Tentatively, Alistair replaces his hand on her shoulder, and this time she doesn't jump when he does so. Somehow it helps to take the edge off as he takes a deep breath and starts explaining exactly what it means to be a Grey Warden.

oOo

That edge returns about half an hour later.

"So let me get this straight" she says, checking things off on her fingers as she goes. "Refuse the Joining, and you'll die. Take the Joining, and you might die. Survive the Joining, and you'll definitely die."

"Pretty comprehensive so far."

She scowls before continuing. "You'll never get a decent nights' sleep again because of the dragon in your head; somehow you also have to kill this dragon, Maker alone knows how we'll do that. You'll get through a weeks' worth of food supplies in a single day and to top it all off, you're like a beacon to the darkspawn saying 'over here boys, come and get me'." She realises she ran out of fingers a while back. "Did I miss anything out?"

Alistair shrugs helplessly. "I guess if you're only going to look at the down side of the thing..." But he doesn't get very far before he's interrupted.

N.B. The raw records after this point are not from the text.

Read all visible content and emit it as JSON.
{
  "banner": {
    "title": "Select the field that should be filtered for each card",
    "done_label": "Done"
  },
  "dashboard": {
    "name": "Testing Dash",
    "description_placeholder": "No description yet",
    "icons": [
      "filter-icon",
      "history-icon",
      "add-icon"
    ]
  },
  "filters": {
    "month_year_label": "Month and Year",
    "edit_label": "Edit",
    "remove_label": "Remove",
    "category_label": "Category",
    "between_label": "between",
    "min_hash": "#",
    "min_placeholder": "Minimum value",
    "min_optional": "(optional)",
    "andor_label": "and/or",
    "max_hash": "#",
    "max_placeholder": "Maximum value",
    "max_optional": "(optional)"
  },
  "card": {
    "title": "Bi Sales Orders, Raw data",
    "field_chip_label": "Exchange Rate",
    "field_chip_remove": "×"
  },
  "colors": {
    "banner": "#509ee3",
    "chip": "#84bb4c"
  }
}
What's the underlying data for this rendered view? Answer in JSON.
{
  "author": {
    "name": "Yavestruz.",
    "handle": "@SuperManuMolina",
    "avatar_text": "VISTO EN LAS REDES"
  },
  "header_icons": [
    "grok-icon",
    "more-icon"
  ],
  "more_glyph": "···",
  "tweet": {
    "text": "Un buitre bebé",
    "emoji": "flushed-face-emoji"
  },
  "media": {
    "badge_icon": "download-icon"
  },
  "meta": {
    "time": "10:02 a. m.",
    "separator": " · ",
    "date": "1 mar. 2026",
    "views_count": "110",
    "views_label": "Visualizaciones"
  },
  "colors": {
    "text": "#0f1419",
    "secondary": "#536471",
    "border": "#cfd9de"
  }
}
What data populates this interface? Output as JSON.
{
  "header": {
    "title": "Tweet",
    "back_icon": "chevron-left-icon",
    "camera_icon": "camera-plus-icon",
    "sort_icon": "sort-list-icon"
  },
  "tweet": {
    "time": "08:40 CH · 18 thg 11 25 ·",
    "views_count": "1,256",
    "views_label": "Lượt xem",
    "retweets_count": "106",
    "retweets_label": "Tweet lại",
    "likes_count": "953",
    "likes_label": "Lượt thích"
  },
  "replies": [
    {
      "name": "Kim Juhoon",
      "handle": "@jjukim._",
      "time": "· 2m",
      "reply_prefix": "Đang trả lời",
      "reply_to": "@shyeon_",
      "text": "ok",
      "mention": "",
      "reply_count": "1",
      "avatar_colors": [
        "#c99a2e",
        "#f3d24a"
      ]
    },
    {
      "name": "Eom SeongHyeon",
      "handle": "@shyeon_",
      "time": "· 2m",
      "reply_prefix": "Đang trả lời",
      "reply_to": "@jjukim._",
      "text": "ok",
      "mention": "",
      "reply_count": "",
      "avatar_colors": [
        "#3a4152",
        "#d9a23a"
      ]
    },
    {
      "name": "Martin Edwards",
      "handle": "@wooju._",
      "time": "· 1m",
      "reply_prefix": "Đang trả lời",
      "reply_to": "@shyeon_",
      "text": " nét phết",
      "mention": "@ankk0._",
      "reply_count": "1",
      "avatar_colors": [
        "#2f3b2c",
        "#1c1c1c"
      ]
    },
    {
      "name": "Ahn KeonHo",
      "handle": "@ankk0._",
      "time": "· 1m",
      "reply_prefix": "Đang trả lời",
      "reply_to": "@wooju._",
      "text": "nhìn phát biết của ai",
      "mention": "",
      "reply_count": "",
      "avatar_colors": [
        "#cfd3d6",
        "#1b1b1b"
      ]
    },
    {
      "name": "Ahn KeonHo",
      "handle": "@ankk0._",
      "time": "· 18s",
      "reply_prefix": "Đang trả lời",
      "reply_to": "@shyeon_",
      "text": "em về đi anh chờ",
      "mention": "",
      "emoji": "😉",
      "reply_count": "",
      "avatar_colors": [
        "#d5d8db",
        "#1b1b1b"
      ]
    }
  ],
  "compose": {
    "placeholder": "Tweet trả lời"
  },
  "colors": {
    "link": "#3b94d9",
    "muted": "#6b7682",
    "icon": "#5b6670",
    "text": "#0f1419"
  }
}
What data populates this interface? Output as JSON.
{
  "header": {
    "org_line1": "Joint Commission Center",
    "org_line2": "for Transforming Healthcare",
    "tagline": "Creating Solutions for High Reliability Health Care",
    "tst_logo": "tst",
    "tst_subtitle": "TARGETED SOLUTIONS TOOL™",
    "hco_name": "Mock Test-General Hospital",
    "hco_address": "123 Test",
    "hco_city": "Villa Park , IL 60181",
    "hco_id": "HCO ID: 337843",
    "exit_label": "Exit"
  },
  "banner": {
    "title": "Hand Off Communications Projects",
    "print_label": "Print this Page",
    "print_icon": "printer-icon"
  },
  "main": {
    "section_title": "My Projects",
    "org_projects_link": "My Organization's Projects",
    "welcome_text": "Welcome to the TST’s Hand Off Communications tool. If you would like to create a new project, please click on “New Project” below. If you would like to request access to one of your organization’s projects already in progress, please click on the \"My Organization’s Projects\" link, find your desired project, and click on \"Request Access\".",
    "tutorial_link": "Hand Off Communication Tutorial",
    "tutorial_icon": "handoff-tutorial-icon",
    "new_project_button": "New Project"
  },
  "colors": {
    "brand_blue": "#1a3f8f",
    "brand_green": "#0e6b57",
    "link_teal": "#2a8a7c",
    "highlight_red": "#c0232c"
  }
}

"And you volunteered for this?"

He adopts an expression of studied incredulity to match her own. "After ten years in the Chantry? Who wouldn't?" This time his shrug is accompanied by a wry smile. "Technically speaking I didn't volunteer - Duncan had to use the Rite of Conscription to recruit me, but that was only because the Revered Mother keeps a death grip on all her Templars. Even the ones that have to scrub pots every night as a penance. When I was offered the choice of staying there or becoming a Grey Warden, I was packed and out the door before he'd even finished asking." The smile became a grin. "Frankly, I'd have happily gnawed off my own leg if it meant I didn't have to take those blasted vows."

Elissa lets out a sigh. No wonder Warden recruits are kept in the dark until they survive the Joining. She's not mad at the Wardens for having these secrets, and she's not really mad at Alistair for being the messenger either. She's just tired, cranky and scared and right now it seems like it's just one thing after another. She really hopes this gets easier.

Considering that so far, her army consists of an anti-social murderer, a religious fanatic armed with a lute, a Warden who keeps falling over his own feet and a witch who wants nothing more than to turn said Warden into a frog, she's guessing the odds could be better.